Now that I'm close to retirement, I'm thinking I may finally have time to start a garden. The question is: what kind? I'm the kind of person who likes to rethink the way things have always been done, which is how I ended up compiling the following list of ideas for gardens that might be a little more "exotic" than your traditional backyard kitchen or spice plot. Gardening is too laborious and dedicated a task not to spend the time creating something that will bring you genuine and lasting delight ...!

  1. Poison garden. A garden in which all the plants and flowers are toxic. Some of these species are actually quite lovely, and the experience might inform usefully inform my career as a murder mystery writer. On the negative side, however, this might perhaps make the neighbors nervous and have a chilling effect on the local wildlife. 
  2. Dinosaur garden. A garden including only species that were around at the same time as the dinosaurs: ferns, cycads, horsetails, sequoias, cypresses, pines and ginkgos.  Back when everyone was paleo, and paleo wasn't even hip yet. Just for fun, I'd love to add plastic dinosaurs peaking out from the foliage and wait to see how long it takes for the neighborhood kids to notice!
  3. Midnight garden.  A garden meant to be enjoyed at night - from flowers that bloom only at night to varieties with smells that become even more exotic in the dark.
  4. Hanging garden. Create a long tunnel-like trellis structure and plant it with either fruits or veggies that can be trained to climb. I love the idea of being able to walk though a shady, fragrant tunnel of foliage and pick my dinner or desert as I go along! 
  5. Medicinal garden. A garden in which all the plants and flowers have medicinal value - aloe, St. Johns Wart, etc.  I've always wanted to be an apothecary and formulate my own prescriptions.
  6. Hobo garden. I'm a big fan of plain, chunky stews, so a garden that grows ingredients for all my favorite soups is appealing. 
  7. Train garden.  Even as an adult, I still find myself transfixed by miniature train sets. So why not plan a garden garden around raised wooden planks that could be transformed into platforms for train tracks at any time?  I might throw in "houses" and "stations" crafted out of natural materials. It would be like a fairy garden for adults!
  8. Art garden. I wonder if it would be possible to replicate a famous impressionist painting in flower colors?  Maybe something swirly, like one of Van Gogh's starry night constellations? 
  9. Shakespeare garden. A garden constituted solely from plants and flowers mentioned in Shakespeare's poetry or plays.  

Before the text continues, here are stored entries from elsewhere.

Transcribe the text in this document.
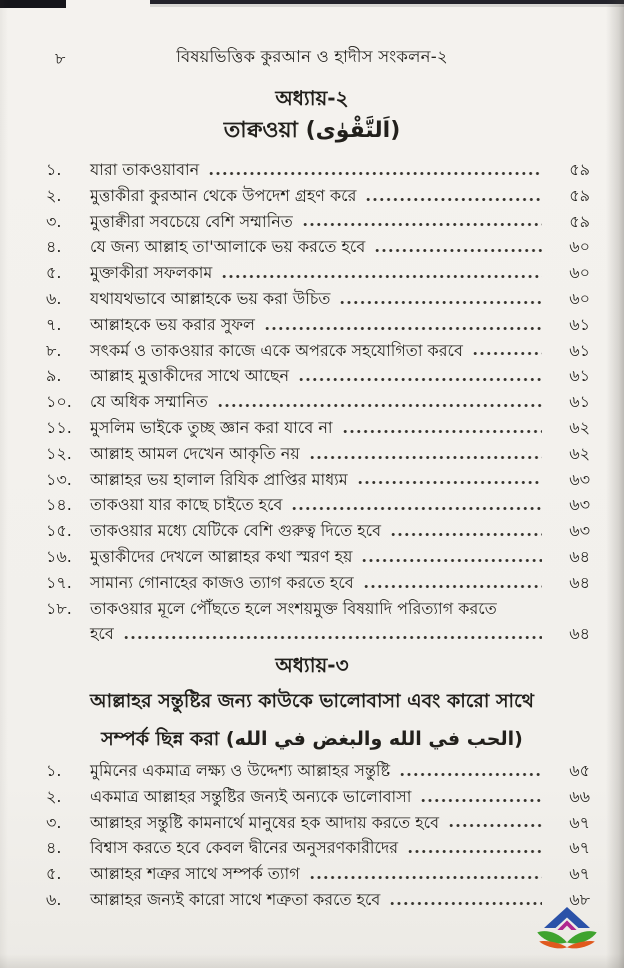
৮	বিষয়ভিত্তিক কুরআন ও হাদীস সংকলন-২
অধ্যায়-২
তাক্বওয়া (اَلتَّقْوٰى)
১.	যারা তাকওয়াবান	৫৯
২.	মুত্তাকীরা কুরআন থেকে উপদেশ গ্রহণ করে	৫৯
৩.	মুত্তাক্বীরা সবচেয়ে বেশি সম্মানিত	৫৯
৪.	যে জন্য আল্লাহ তা'আলাকে ভয় করতে হবে	৬০
৫.	মুক্তাকীরা সফলকাম	৬০
৬.	যথাযথভাবে আল্লাহকে ভয় করা উচিত	৬০
৭.	আল্লাহকে ভয় করার সুফল	৬১
৮.	সৎকর্ম ও তাকওয়ার কাজে একে অপরকে সহযোগিতা করবে	৬১
৯.	আল্লাহ মুত্তাকীদের সাথে আছেন	৬১
১০.	যে অধিক সম্মানিত	৬১
১১.	মুসলিম ভাইকে তুচ্ছ জ্ঞান করা যাবে না	৬২
১২.	আল্লাহ আমল দেখেন আকৃতি নয়	৬২
১৩.	আল্লাহর ভয় হালাল রিযিক প্রাপ্তির মাধ্যম	৬৩
১৪.	তাকওয়া যার কাছে চাইতে হবে	৬৩
১৫.	তাকওয়ার মধ্যে যেটিকে বেশি গুরুত্ব দিতে হবে	৬৩
১৬.	মুত্তাকীদের দেখলে আল্লাহর কথা স্মরণ হয়	৬৪
১৭.	সামান্য গোনাহের কাজও ত্যাগ করতে হবে	৬৪
১৮.	তাকওয়ার মূলে পৌঁছতে হলে সংশয়মুক্ত বিষয়াদি পরিত্যাগ করতে
হবে	৬৪
অধ্যায়-৩
আল্লাহর সন্তুষ্টির জন্য কাউকে ভালোবাসা এবং কারো সাথে
সম্পর্ক ছিন্ন করা (الحب في الله والبغض في الله)
১.	মুমিনের একমাত্র লক্ষ্য ও উদ্দেশ্য আল্লাহর সন্তুষ্টি	৬৫
২.	একমাত্র আল্লাহর সন্তুষ্টির জন্যই অন্যকে ভালোবাসা	৬৬
৩.	আল্লাহর সন্তুষ্টি কামনার্থে মানুষের হক আদায় করতে হবে	৬৭
৪.	বিশ্বাস করতে হবে কেবল দ্বীনের অনুসরণকারীদের	৬৭
৫.	আল্লাহর শত্রুর সাথে সম্পর্ক ত্যাগ	৬৭
৬.	আল্লাহর জন্যই কারো সাথে শত্রুতা করতে হবে	৬৮
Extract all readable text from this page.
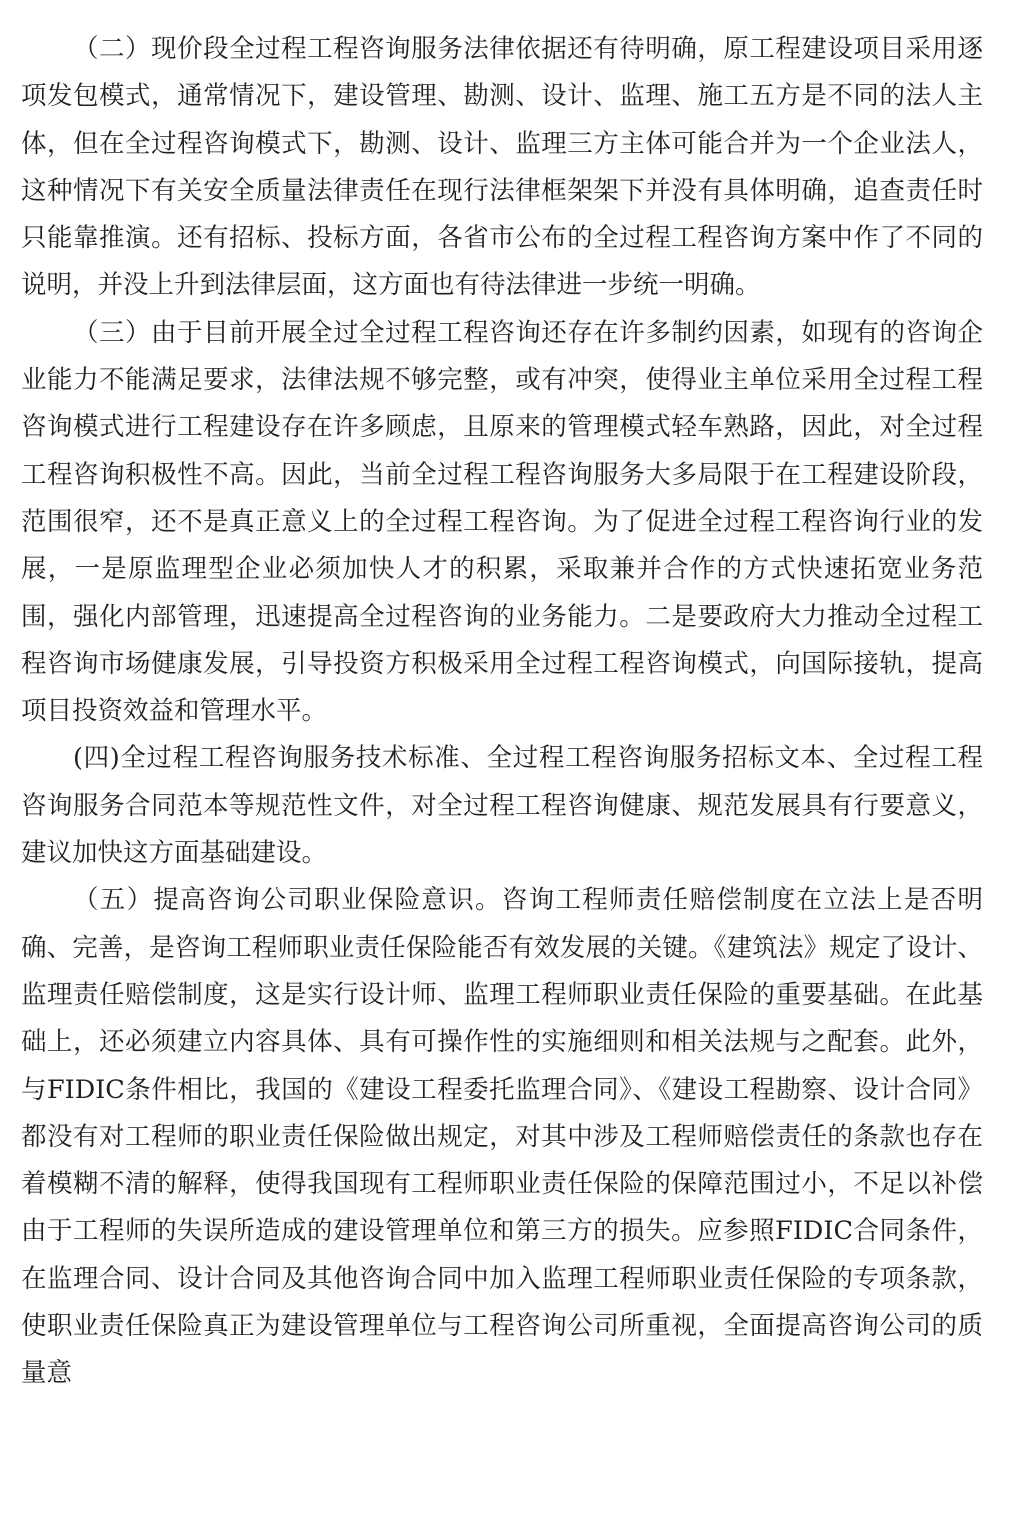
（二）现价段全过程工程咨询服务法律依据还有待明确，原工程建设项目采用逐项发包模式，通常情况下，建设管理、勘测、设计、监理、施工五方是不同的法人主体，但在全过程咨询模式下，勘测、设计、监理三方主体可能合并为一个企业法人，这种情况下有关安全质量法律责任在现行法律框架架下并没有具体明确，追查责任时只能靠推演。还有招标、投标方面，各省市公布的全过程工程咨询方案中作了不同的说明，并没上升到法律层面，这方面也有待法律进一步统一明确。

（三）由于目前开展全过全过程工程咨询还存在许多制约因素，如现有的咨询企业能力不能满足要求，法律法规不够完整，或有冲突，使得业主单位采用全过程工程咨询模式进行工程建设存在许多顾虑，且原来的管理模式轻车熟路，因此，对全过程工程咨询积极性不高。因此，当前全过程工程咨询服务大多局限于在工程建设阶段，范围很窄，还不是真正意义上的全过程工程咨询。为了促进全过程工程咨询行业的发展，一是原监理型企业必须加快人才的积累，采取兼并合作的方式快速拓宽业务范围，强化内部管理，迅速提高全过程咨询的业务能力。二是要政府大力推动全过程工程咨询市场健康发展，引导投资方积极采用全过程工程咨询模式，向国际接轨，提高项目投资效益和管理水平。

(四)全过程工程咨询服务技术标准、全过程工程咨询服务招标文本、全过程工程咨询服务合同范本等规范性文件，对全过程工程咨询健康、规范发展具有行要意义，建议加快这方面基础建设。

（五）提高咨询公司职业保险意识。咨询工程师责任赔偿制度在立法上是否明确、完善，是咨询工程师职业责任保险能否有效发展的关键。《建筑法》规定了设计、监理责任赔偿制度，这是实行设计师、监理工程师职业责任保险的重要基础。在此基础上，还必须建立内容具体、具有可操作性的实施细则和相关法规与之配套。此外，与FIDIC条件相比，我国的《建设工程委托监理合同》、《建设工程勘察、设计合同》都没有对工程师的职业责任保险做出规定，对其中涉及工程师赔偿责任的条款也存在着模糊不清的解释，使得我国现有工程师职业责任保险的保障范围过小，不足以补偿由于工程师的失误所造成的建设管理单位和第三方的损失。应参照FIDIC合同条件，在监理合同、设计合同及其他咨询合同中加入监理工程师职业责任保险的专项条款，使职业责任保险真正为建设管理单位与工程咨询公司所重视，全面提高咨询公司的质量意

  10. Sculpture garden. Plant only species that can be easily groomed (or that would easily grow over statuary), then trim/train the garden into a whole whimsical tableau - perhaps Alice and her tea party? Or trolls feasting on bones? 
  11. Tea garden. A garden constituted solely from plants that can be brewed onto teas. 
  12. Seedpod garden.  All the plants would be required to sport gorgeous or unique seedpods.
  13. Pilgrim garden. Featuring only fruits and vegetables that would have been available to America's first European settlers. I imagine the varieties available these days barely resemble the plants in their original form, but one could at least recreate a garden that replicates the species that were available then. Bring on the Scuppernogg wine!
  14. Turtle & Frog garden.  The trick would be to landscape the pond and surrounds using native species, so that the frogs and turtles who stop by for a visit would feel right at home and stay a while.  There's nothing I enjoy more in spring than watching tadpoles develop into frogs! 
  15. Cocktail garden.  All the plants are ingredients in exotic cocktails.  Time to whip out my copy of The Drunken Botonist and start listing species! 
  16. Booze garden.  All the plants can actually be transformed into alcohol - which I realize, technically speaking, would include all plants, but I'd focus on the more traditional and or interesting varieties. My moonshining Kentucky forebears would be so proud!